University of Pittsburgh
November 15, 1999

NEW PITT PROJECT OFFERS GLIMPSE INTO "HISTORIC PITTSBURGH"

Contact:  412-624-4147

PITTSBURGH, Nov. 16 -- Interested in tracing your family's Pittsburgh roots? Researching the Homestead Steel strike? Viewing a map of the Northside from the 1800s? It can be done with a click of the mouse on Historic Pittsburgh — the groundbreaking digital library project of the University of Pittsburgh Library System (ULS), which makes rare books and documents on the history of the Greater Pittsburgh area accessible to a global audience.

Historic Pittsburgh (http://digital.library.pitt.edu/pittsburgh) is unique in that it offers the full text of 62 books from the 18th, 19th and 20th centuries, as well as a growing database of information on articles and other materials relevant to the region's history. On-line archival finding aids provide a full listing of the contents of manuscript collections at Pitt and the John Heinz History Center that are related to Western Pennsylvania. Full-text search capabilities—by keyword, subject, author, and title—allow users to find specific passages within books and other records. The library has digitized land ownership maps, or plat maps, that depict churches, cemeteries, roads, railroads, lakes, and streams. City plans and atlases show lot and block numbers, street widths and names of property owners. Users can click on portions of the map to zoom in on a particular street or building.

"Everyone is a bit of a history buff, or will be once they have found this site," commented Rush Miller, University librarian and director of the ULS, who has been receiving positive feedback from users since the project went on-line last month. "Most of these books are located in very limited numbers in specialized libraries, and are not available to be checked out and used. Now at this site, they are available to everyone, anywhere, at any time," said Miller.

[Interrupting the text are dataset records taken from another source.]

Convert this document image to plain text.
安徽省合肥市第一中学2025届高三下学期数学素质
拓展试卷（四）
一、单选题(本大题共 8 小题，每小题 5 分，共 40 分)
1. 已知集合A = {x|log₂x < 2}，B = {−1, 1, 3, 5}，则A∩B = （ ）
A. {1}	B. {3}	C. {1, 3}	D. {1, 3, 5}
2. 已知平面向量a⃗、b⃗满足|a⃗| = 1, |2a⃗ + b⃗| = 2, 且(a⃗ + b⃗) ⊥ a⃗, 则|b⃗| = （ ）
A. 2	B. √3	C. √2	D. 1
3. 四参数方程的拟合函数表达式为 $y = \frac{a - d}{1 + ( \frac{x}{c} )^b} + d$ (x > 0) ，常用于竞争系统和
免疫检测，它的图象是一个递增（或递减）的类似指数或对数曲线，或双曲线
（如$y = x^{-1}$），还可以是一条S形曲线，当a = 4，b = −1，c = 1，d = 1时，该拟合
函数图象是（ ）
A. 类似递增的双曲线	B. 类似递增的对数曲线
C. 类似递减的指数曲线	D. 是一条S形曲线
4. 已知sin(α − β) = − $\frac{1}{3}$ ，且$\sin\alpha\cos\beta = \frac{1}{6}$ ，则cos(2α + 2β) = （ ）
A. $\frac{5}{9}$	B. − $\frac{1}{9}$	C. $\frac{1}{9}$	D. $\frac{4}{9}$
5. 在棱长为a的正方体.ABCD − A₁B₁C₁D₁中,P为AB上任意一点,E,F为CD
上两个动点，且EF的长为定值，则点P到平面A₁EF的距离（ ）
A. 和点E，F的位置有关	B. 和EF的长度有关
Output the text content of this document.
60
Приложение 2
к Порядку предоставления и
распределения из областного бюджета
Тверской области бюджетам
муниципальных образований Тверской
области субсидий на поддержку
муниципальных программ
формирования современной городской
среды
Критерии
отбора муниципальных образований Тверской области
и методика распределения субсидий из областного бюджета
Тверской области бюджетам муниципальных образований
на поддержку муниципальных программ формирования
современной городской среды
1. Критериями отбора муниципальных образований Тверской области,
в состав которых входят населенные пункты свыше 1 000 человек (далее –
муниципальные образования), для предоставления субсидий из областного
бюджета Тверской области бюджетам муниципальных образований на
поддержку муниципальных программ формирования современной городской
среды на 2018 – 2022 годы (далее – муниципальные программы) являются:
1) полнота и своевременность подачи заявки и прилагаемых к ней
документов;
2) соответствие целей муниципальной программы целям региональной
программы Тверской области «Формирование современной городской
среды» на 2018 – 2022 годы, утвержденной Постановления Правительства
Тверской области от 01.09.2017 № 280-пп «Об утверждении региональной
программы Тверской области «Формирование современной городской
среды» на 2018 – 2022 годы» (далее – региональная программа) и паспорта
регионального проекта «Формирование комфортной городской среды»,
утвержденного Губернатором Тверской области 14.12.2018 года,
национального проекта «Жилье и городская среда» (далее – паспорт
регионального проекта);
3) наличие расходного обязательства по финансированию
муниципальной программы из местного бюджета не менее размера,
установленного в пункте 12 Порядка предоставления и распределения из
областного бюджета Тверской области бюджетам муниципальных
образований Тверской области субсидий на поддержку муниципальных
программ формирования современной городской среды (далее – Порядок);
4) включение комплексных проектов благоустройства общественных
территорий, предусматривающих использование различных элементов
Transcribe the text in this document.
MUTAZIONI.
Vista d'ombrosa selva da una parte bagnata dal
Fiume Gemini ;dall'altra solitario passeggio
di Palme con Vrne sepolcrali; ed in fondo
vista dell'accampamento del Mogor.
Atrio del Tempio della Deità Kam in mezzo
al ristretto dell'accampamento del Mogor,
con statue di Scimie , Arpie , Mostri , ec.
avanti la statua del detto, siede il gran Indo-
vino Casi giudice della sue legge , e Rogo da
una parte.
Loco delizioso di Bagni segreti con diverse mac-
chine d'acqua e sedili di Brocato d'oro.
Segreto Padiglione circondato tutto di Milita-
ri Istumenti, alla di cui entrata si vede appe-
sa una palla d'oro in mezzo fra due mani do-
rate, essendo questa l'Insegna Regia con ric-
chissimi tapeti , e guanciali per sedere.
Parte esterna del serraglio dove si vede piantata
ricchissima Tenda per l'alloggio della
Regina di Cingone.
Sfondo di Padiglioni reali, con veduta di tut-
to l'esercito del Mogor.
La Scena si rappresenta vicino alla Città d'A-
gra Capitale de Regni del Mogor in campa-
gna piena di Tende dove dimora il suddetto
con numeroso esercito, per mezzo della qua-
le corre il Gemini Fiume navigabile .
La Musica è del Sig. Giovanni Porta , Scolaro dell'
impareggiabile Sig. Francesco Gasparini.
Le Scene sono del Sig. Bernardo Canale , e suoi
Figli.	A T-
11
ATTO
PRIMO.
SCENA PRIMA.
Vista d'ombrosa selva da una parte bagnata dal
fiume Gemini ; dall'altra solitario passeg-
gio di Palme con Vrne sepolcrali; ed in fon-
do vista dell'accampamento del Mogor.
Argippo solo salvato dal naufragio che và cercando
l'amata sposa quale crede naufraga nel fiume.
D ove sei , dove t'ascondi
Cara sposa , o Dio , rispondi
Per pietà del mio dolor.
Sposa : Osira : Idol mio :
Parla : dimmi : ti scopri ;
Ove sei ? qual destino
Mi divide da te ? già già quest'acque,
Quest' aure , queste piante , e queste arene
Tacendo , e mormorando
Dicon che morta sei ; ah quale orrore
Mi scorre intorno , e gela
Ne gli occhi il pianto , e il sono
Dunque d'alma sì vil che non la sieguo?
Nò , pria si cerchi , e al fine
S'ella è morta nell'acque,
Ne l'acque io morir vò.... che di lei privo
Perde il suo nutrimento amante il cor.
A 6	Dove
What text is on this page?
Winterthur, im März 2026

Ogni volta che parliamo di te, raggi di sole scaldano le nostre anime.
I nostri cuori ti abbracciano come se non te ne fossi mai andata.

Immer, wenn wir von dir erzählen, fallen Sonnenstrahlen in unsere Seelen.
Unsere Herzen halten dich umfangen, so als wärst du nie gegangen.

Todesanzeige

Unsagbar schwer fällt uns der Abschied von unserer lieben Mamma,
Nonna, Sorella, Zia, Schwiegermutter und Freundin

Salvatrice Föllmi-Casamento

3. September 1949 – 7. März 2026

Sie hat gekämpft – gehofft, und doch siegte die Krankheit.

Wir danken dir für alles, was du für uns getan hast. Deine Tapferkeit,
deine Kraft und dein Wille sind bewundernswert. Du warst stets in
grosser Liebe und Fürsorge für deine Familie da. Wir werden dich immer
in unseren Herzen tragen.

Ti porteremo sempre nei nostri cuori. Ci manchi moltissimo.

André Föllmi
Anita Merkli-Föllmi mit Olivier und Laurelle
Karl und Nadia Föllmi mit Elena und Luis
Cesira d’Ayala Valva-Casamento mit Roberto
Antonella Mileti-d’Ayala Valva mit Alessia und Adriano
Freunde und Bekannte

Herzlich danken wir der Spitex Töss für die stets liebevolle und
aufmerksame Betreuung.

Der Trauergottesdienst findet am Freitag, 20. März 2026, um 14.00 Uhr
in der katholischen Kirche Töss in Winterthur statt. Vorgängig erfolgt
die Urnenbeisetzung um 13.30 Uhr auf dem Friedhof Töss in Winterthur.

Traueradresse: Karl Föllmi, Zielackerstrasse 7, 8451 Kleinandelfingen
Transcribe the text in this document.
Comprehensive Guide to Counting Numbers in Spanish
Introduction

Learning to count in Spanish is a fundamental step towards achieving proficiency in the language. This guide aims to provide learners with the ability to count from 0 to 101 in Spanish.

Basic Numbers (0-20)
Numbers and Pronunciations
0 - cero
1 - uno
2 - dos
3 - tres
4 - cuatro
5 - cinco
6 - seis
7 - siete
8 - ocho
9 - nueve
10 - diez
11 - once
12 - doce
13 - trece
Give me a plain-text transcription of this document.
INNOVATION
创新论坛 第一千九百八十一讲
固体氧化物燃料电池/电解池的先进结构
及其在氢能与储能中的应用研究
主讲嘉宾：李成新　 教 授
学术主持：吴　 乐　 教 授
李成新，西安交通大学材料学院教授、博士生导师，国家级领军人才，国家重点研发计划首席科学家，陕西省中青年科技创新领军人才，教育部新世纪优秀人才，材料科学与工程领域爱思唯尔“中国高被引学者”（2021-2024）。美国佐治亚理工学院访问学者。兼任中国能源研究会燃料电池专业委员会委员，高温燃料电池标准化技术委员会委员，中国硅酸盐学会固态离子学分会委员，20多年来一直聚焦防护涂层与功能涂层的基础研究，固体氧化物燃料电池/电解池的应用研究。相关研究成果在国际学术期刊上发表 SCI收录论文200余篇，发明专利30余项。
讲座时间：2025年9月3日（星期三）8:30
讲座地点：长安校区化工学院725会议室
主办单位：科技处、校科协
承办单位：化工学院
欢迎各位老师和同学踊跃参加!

Historic Pittsburgh offers a diverse array of information, from the memoirs of prominent immigrants to accounts of Pittsburgh dance halls in the 1800s. Users can read the documented history of the Pittsburgh Pirates (1910-1950) including scorecards and schedules; material on industrialization and modernization, especially related to the development of the steel industry, working class society and labor unions; early city planning documents; and the correspondence and diaries of many individuals, such as James R. Mellon, one of eight children of Judge Thomas Mellon, founder of Mellon Bank. Other major themes are the development of transportation facilities, government and religious organizations, and the immigration and growth of ethnic and racial groups.

"Genealogists will love this resource," said Miller. "There is a tremendous amount of information on Pittsburgh families. But it will be equally useful for teachers, historians and anyone interested in the role of Pittsburgh in the making of America's industrial society."

The books, some in very brittle condition, are scanned as high-resolution image files and are then rebound, using acid-free reprints of the original pages. "It's really an access project and preservation project rolled into one," noted Miller, who is collaborating with the Historical Society of Western Pennsylvania on the project. An advisory group of professors, teachers, librarians, and archivists will guide the growth of Historic Pittsburgh, which is expected to include 400 on-line books by next year.